When U.S. defense forces rely on insights from machine learning (ML) models to determine the next best path forward for their missions, commanders require absolute confidence in their decision-making.
The U.S. Department of Defense (DoD) relies on accurate intelligence about the adversary’s assets—such as movements, personnel numbers, vehicles, and more—to determine near and long-term strategies. Building a robust database of information involves deploying a variety of technologies in parallel, but in these target identification efforts, many obstacles exist when ensuring that this data is trustworthy and actionable.
It is not uncommon for military targeting decisions to be made in real-time, in just seconds, so the accuracy of ML models deployed in these applications is vital in order to suitably reduce commanders’ risk. Too often, however, issues exist that can erode trust in the ML models deployed in target identification scenarios.
How ML models can misidentify targets
Object detection models are the types of ML models most commonly used for target identification. Predictions in object detection have two parts: a box that identifies where the object is located in the frame or image and a label that says what object is in that box. Therefore, the most obvious way an ML model can misidentify a target is to locate the object but assign an incorrect label.
Another common failure is a localization error, where a label is correct, but the box does not sufficiently identify the target.
It is also important for MLops teams to consider why an ML model would misidentify a target. Generally speaking, computer vision models can be thought of as a composition of two sub-components: a feature extractor and a task-specific component. The feature extraction component learns how to represent different aspects of the image, such as textures, colors, shapes, and more.
These image features are then used by the second component to perform the task, such as identifying key targets in an aerial image. So, when a model misidentifies a target, one of the reasons for this is that there is something about the extracted features of the image that causes the model to identify the incorrect target as the correct one. These corruptions could be visual, environmental, or adversarial in nature.
Successful ML models need to expect the unexpected
Data scientists often train their ML models against a set of ideal conditions. In terms of weather, it is difficult to prepare a model for a desert sandstorm when it has not been exposed to such conditions. This is also true of fog, rain, lens flare, and other visual obstructions that can hinder a model’s performance.
The training model might recognize an ideal sharp picture of a Humvee, but will it recognize a blurred one, or a target hidden by cloud cover in a split second?
A lot rides on this answer.
All of the above interruptions can occur suddenly and without much warning. If this coincides with significant activity the model is meant to observe—such as troop movement, missile deployment, or other changes—this activity can go undetected or lead to target misidentification. All it takes is one split second for an AI mission to fail catastrophically.
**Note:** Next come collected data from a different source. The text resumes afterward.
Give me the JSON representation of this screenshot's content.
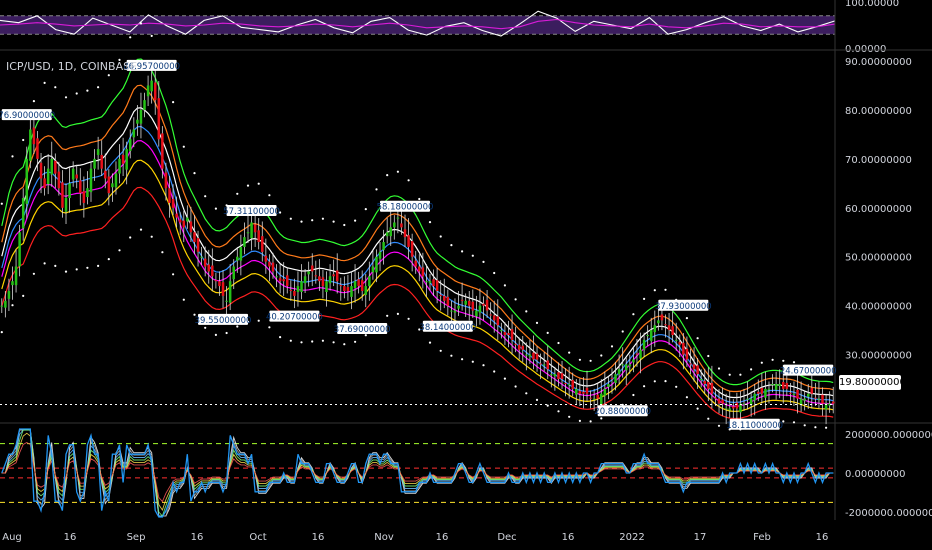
{
  "header": {
    "symbol": "ICP/USD, 1D, COINBASE"
  },
  "colors": {
    "up": "#26c217",
    "down": "#e8101a",
    "bg": "#000000",
    "rsi_band": "#3b1d5e",
    "osc_line": "#2196f3",
    "ribbon": [
      "#ff2020",
      "#ffd400",
      "#ff00ff",
      "#2f8bff",
      "#ffffff",
      "#ff7a1a",
      "#33ff33"
    ]
  },
  "chart_data": [
    {
      "type": "line",
      "title": "",
      "ylabel": "",
      "y_ticks": [
        "100.00000",
        "0.00000"
      ],
      "ylim": [
        0,
        100
      ],
      "bands": [
        30,
        70
      ],
      "series": [
        {
          "values": [
            60,
            55,
            70,
            40,
            30,
            65,
            50,
            35,
            72,
            48,
            30,
            60,
            70,
            45,
            40,
            35,
            50,
            62,
            44,
            33,
            58,
            66,
            39,
            28,
            47,
            55,
            38,
            26,
            52,
            80,
            65,
            36,
            58,
            50,
            42,
            66,
            30,
            40,
            55,
            68,
            48,
            38,
            52,
            35,
            46,
            59
          ]
        },
        {
          "values": [
            50,
            52,
            55,
            52,
            48,
            50,
            52,
            50,
            54,
            52,
            48,
            50,
            54,
            52,
            48,
            46,
            48,
            52,
            50,
            46,
            50,
            54,
            50,
            44,
            46,
            48,
            46,
            42,
            46,
            58,
            62,
            55,
            50,
            48,
            46,
            52,
            46,
            44,
            48,
            54,
            52,
            46,
            48,
            46,
            46,
            52
          ]
        }
      ]
    },
    {
      "type": "candlestick",
      "title": "",
      "ylabel": "",
      "y_ticks": [
        "90.00000000",
        "80.00000000",
        "70.00000000",
        "60.00000000",
        "50.00000000",
        "40.00000000",
        "30.00000000"
      ],
      "ylim": [
        15,
        90
      ],
      "x_ticks": [
        "Aug",
        "16",
        "Sep",
        "16",
        "Oct",
        "16",
        "Nov",
        "16",
        "Dec",
        "16",
        "2022",
        "17",
        "Feb",
        "16"
      ],
      "last_price": "19.80000000",
      "annotations": [
        {
          "text": "76.90000000",
          "date_index": 7,
          "value": 76.9,
          "pos": "above"
        },
        {
          "text": "86.95700000",
          "date_index": 42,
          "value": 86.957,
          "pos": "above"
        },
        {
          "text": "39.55000000",
          "date_index": 62,
          "value": 39.55,
          "pos": "below"
        },
        {
          "text": "57.31100000",
          "date_index": 70,
          "value": 57.311,
          "pos": "above"
        },
        {
          "text": "40.20700000",
          "date_index": 82,
          "value": 40.207,
          "pos": "below"
        },
        {
          "text": "37.69000000",
          "date_index": 101,
          "value": 37.69,
          "pos": "below"
        },
        {
          "text": "58.18000000",
          "date_index": 113,
          "value": 58.18,
          "pos": "above"
        },
        {
          "text": "38.14000000",
          "date_index": 125,
          "value": 38.14,
          "pos": "below"
        },
        {
          "text": "20.88000000",
          "date_index": 174,
          "value": 20.88,
          "pos": "below"
        },
        {
          "text": "37.93000000",
          "date_index": 191,
          "value": 37.93,
          "pos": "above"
        },
        {
          "text": "18.11000000",
          "date_index": 211,
          "value": 18.11,
          "pos": "below"
        },
        {
          "text": "24.67000000",
          "date_index": 226,
          "value": 24.67,
          "pos": "above"
        }
      ],
      "close_series": [
        40,
        41,
        43,
        45,
        48,
        55,
        62,
        70,
        76,
        73,
        70,
        66,
        64,
        68,
        70,
        67,
        64,
        60,
        62,
        65,
        68,
        66,
        63,
        61,
        64,
        68,
        70,
        72,
        68,
        66,
        63,
        65,
        67,
        70,
        69,
        72,
        74,
        76,
        78,
        80,
        82,
        85,
        86,
        82,
        74,
        68,
        64,
        61,
        60,
        58,
        57,
        56,
        58,
        55,
        53,
        51,
        50,
        48,
        47,
        46,
        45,
        44,
        42,
        41,
        45,
        48,
        50,
        52,
        54,
        55,
        57,
        55,
        53,
        51,
        49,
        48,
        47,
        46,
        45,
        45,
        44,
        43,
        42,
        44,
        45,
        46,
        47,
        47,
        46,
        45,
        44,
        45,
        46,
        46,
        45,
        44,
        43,
        43,
        44,
        45,
        44,
        43,
        44,
        46,
        48,
        50,
        51,
        53,
        55,
        56,
        57,
        58,
        56,
        54,
        52,
        50,
        48,
        47,
        46,
        45,
        45,
        44,
        43,
        42,
        41,
        40,
        39,
        39,
        40,
        41,
        41,
        40,
        39,
        39,
        40,
        40,
        39,
        38,
        37,
        36,
        35,
        34,
        34,
        33,
        32,
        31,
        31,
        30,
        30,
        29,
        29,
        28,
        28,
        27,
        26,
        26,
        25,
        25,
        24,
        24,
        23,
        23,
        22,
        22,
        22,
        21,
        21,
        21,
        22,
        23,
        24,
        25,
        26,
        27,
        28,
        28,
        28,
        29,
        30,
        31,
        33,
        34,
        35,
        36,
        37,
        37,
        36,
        35,
        34,
        33,
        32,
        30,
        29,
        28,
        27,
        26,
        25,
        24,
        23,
        22,
        21,
        20,
        20,
        19,
        19,
        19,
        19,
        20,
        20,
        21,
        21,
        22,
        22,
        22,
        23,
        23,
        24,
        24,
        24,
        23,
        23,
        22,
        22,
        21,
        21,
        21,
        22,
        22,
        21,
        21,
        20,
        20,
        20,
        20
      ]
    },
    {
      "type": "line",
      "title": "",
      "ylabel": "",
      "y_ticks": [
        "2000000.00000000",
        "0.00000000",
        "-2000000.00000000"
      ],
      "ylim": [
        -2300000,
        2300000
      ],
      "bands": [
        1500000,
        250000,
        -250000,
        -1500000
      ]
    }
  ]
}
These missions are scenarios where even a 1% chance of failure may present an unnecessary risk to decision-makers and warfighters. After all, even if the correct target is identified 99 out of 100 times, that one failure might be the difference between lives lost and lives saved.
How VESPR Validate drives confidence from the battlefield to the boardroom
If relying on unvalidated models, commanders would be playing a dangerous game of guesswork. Misidentifying an innocent vehicle such as a bus as an enemy target can escalate into civilian fatalities and throw into question the validity of gathered intelligence about the adversary’s military capabilities. This would mark a significant blow to warfighter trust in AI and ML.
CalypsoAI’s independent testing and validation solution, VESPR Validate, provides stakeholders with the tools to measure their ML models’ ability to effectively identify targets in these high-stakes situations. VESPR Validate does this through performance testing—the test compares the model’s real-world predictions against what should have been predicted based on the labeled data that is provided.
Models are tested against a variety of corruptions and perturbations, including weather (such as rain, fog, and frost.); visual corruptions (such as blur, contrast, and lens flare); digital corruptions (image compression, Gaussian Noise, and more); and adversarial attacks.
To consider the use cases presented in this article, VESPR Validate can provide visibility to decision-makers on the following challenges: can an ML model detect sand-obscured Humvees? School buses? Can it distinguish one kind of military asset from the other when the images are blurred or lower in quality?
Knowing what the model is capable of—and, equally important, not capable of—before deployment can help DoD teams make more informed decisions and mitigate battlefield risk. These missions are too high-stakes to deploy models with any uncertainty about whether they will perform.